Although central to Irish life, the potato was a relatively recent ecological interloper. It is said to have been introduced in Cork in the 1580s by Sir Walter Raleigh, a principal in the plantation of both Ireland and the New World. Until the potato arrived, cattle and oats were the Irish mainstays. The land itself was divided among an amalgam of Gaelic and Norman-Gaelic lords, who were often feuding with one another. In the east a wedge of English-controlled territory—the Pale—had variously expanded and contracted since its conquest by the Normans.

The Atlantic explorations, the contest for overseas empire, and the bitter ideological divisions that accompanied the Reformation conferred on Ireland a new strategic importance. Beginning in the 1540s and extending through a long series of bloody wars and rebellions that ended in the defeat of the Catholic forces in 1691, Ireland was brought under the control of the English crown. Political power and ownership of the land were relentlessly concentrated in the hands of a Protestant ascendancy. The widespread dislocation caused by the long struggle for mastery of Ireland opened the way for the spread of the hardy, reliable, nutritionally rich potato, which not only thrived in the cool, damp climate but yielded, per acre, three times the calories of grain.

Between 1700 and 1845, thanks in large part to the potato, a populace of less than three million grew to almost eight and a half million, to the point where Disraeli pronounced Ireland the most thickly peopled country in Europe. However, the population distribution was uneven. In pre-famine Ireland the general rule was: The worse the land, the more people on it. The greatest growth was in reclaimed bogs and on mountainsides. The number of small tenant farmers and laborers soared, particularly in the west, where the scramble for land drove an intense process of reclamation and subdivision.

The unit of Irish settlement was the clachan or baile , a cluster of cabins unlike the neatly laid-out village of school, shop, and church found throughout most of the British Isles. The clachan was a collection of families, often tied by friendship or blood, organized around a communal system of agriculture designed to ensure a fair distribution of the best land for tillage. The usually Irish-speaking culture of the clachan was carried on in the lives of the people, in storytelling, music, and dance, and in wakes, religious devotions, and fairs.

Like the potato, the fungus that destroyed it came from the Americas. In 1843 potato crops in the eastern United States were largely ruined by a mysterious blight. In June of 1845 the blight was reported in the Low Countries. In mid-September an English journal announced “with very great regret” that the blight had “unequivocally declared itself” in Ireland, then posed the question that anyone even passingly acquainted with the country knew must be faced: “Where will Ireland be, in the event of a universal potato rot?” The speed of the blight bewildered observers. Over and over they expressed amazement at how fields lush with potato plants could the next day be putrid wastelands. It was a generation before the agent of destruction was fingered as a spore-spreading fungus, Phytophthora infestans , and a generation after that before an antidote was devised.

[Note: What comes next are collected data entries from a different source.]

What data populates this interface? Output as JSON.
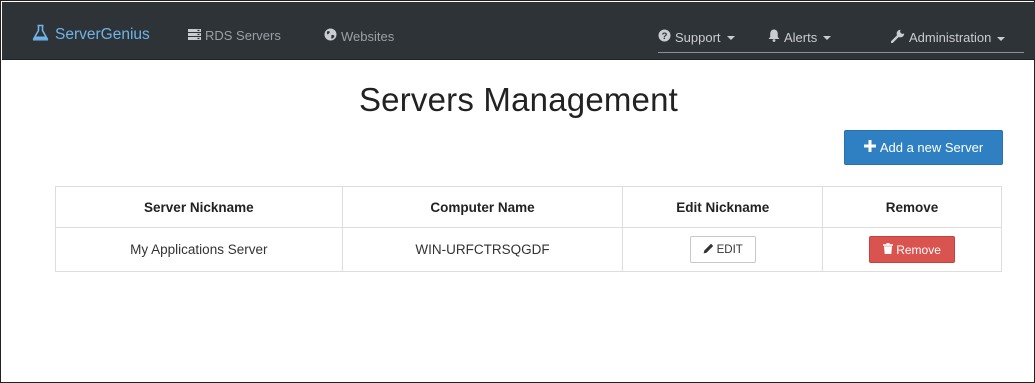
{
  "navbar": {
    "brand": "ServerGenius",
    "links": {
      "rds": "RDS Servers",
      "websites": "Websites"
    },
    "dropdowns": {
      "support": "Support",
      "alerts": "Alerts",
      "administration": "Administration"
    },
    "colors": {
      "background": "#2e3338",
      "brand": "#6fb3e8"
    }
  },
  "main": {
    "title": "Servers Management",
    "add_button": "Add a new Server"
  },
  "table": {
    "headers": [
      "Server Nickname",
      "Computer Name",
      "Edit Nickname",
      "Remove"
    ],
    "rows": [
      {
        "nickname": "My Applications Server",
        "computer": "WIN-URFCTRSQGDF",
        "edit": "EDIT",
        "remove": "Remove"
      }
    ]
  },
  "icons": {
    "brand": "flask-icon",
    "rds": "server-stack-icon",
    "websites": "globe-icon",
    "support": "question-circle-icon",
    "alerts": "bell-icon",
    "administration": "wrench-icon",
    "add": "plus-icon",
    "edit": "pencil-icon",
    "remove": "trash-icon"
  },
  "colors": {
    "primary": "#2f80c2",
    "danger": "#d9534f"
  }
}
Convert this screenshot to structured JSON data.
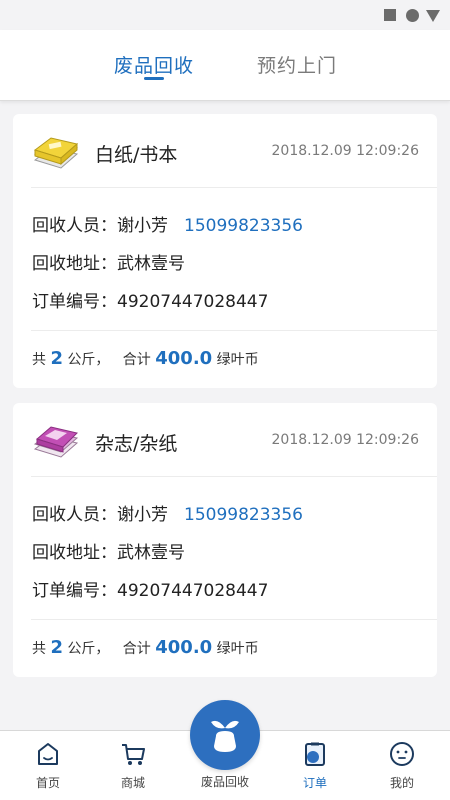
{
  "tabs": [
    {
      "label": "废品回收",
      "active": true
    },
    {
      "label": "预约上门",
      "active": false
    }
  ],
  "colors": {
    "accent": "#1f6fbe",
    "background": "#f3f3f5"
  },
  "orders": [
    {
      "category": "白纸/书本",
      "icon": "paper-stack-icon",
      "time": "2018.12.09 12:09:26",
      "collector_label": "回收人员：",
      "collector_name": "谢小芳",
      "phone": "15099823356",
      "address_label": "回收地址：",
      "address": "武林壹号",
      "order_no_label": "订单编号：",
      "order_no": "49207447028447",
      "summary_prefix": "共",
      "weight": "2",
      "weight_unit": "公斤，",
      "total_label": "合计",
      "total": "400.0",
      "currency": "绿叶币"
    },
    {
      "category": "杂志/杂纸",
      "icon": "magazine-icon",
      "time": "2018.12.09 12:09:26",
      "collector_label": "回收人员：",
      "collector_name": "谢小芳",
      "phone": "15099823356",
      "address_label": "回收地址：",
      "address": "武林壹号",
      "order_no_label": "订单编号：",
      "order_no": "49207447028447",
      "summary_prefix": "共",
      "weight": "2",
      "weight_unit": "公斤，",
      "total_label": "合计",
      "total": "400.0",
      "currency": "绿叶币"
    }
  ],
  "bottom_nav": [
    {
      "label": "首页",
      "icon": "home-icon",
      "active": false
    },
    {
      "label": "商城",
      "icon": "cart-icon",
      "active": false
    },
    {
      "label": "废品回收",
      "icon": "sprout-bag-icon",
      "active": false
    },
    {
      "label": "订单",
      "icon": "order-icon",
      "active": true
    },
    {
      "label": "我的",
      "icon": "face-icon",
      "active": false
    }
  ]
}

WITHOUT PROSPECT OF a cure, Sir Robert Peel, the Tory prime minister, faced a crisis in Ireland. The appearance of the blight in late summer meant two-thirds of the potatoes had already been harvested, yet the near-total reliance of a sizable part of the population on a single crop left no doubt that extraordinary measures would have to be taken. Peel was an able administrator, knowledgeable about Ireland and its discontents. Responding quickly to the impending food crisis, he ordered the secret purchase of a hundred thousand pounds’ worth of American corn to be held in reserve and released into the market when demand threatened to drive food prices out of control. This same supply was to be available for purchase, at cost, by local relief committees. Landlord-directed committees were set up to cooperate with the Board of Works in funding work schemes. The aim was to provide tenants and laborers with the chance to earn the money they needed to buy imported food and avoid direct government handouts that would encourage what was seen as the congenital laziness of the Irish.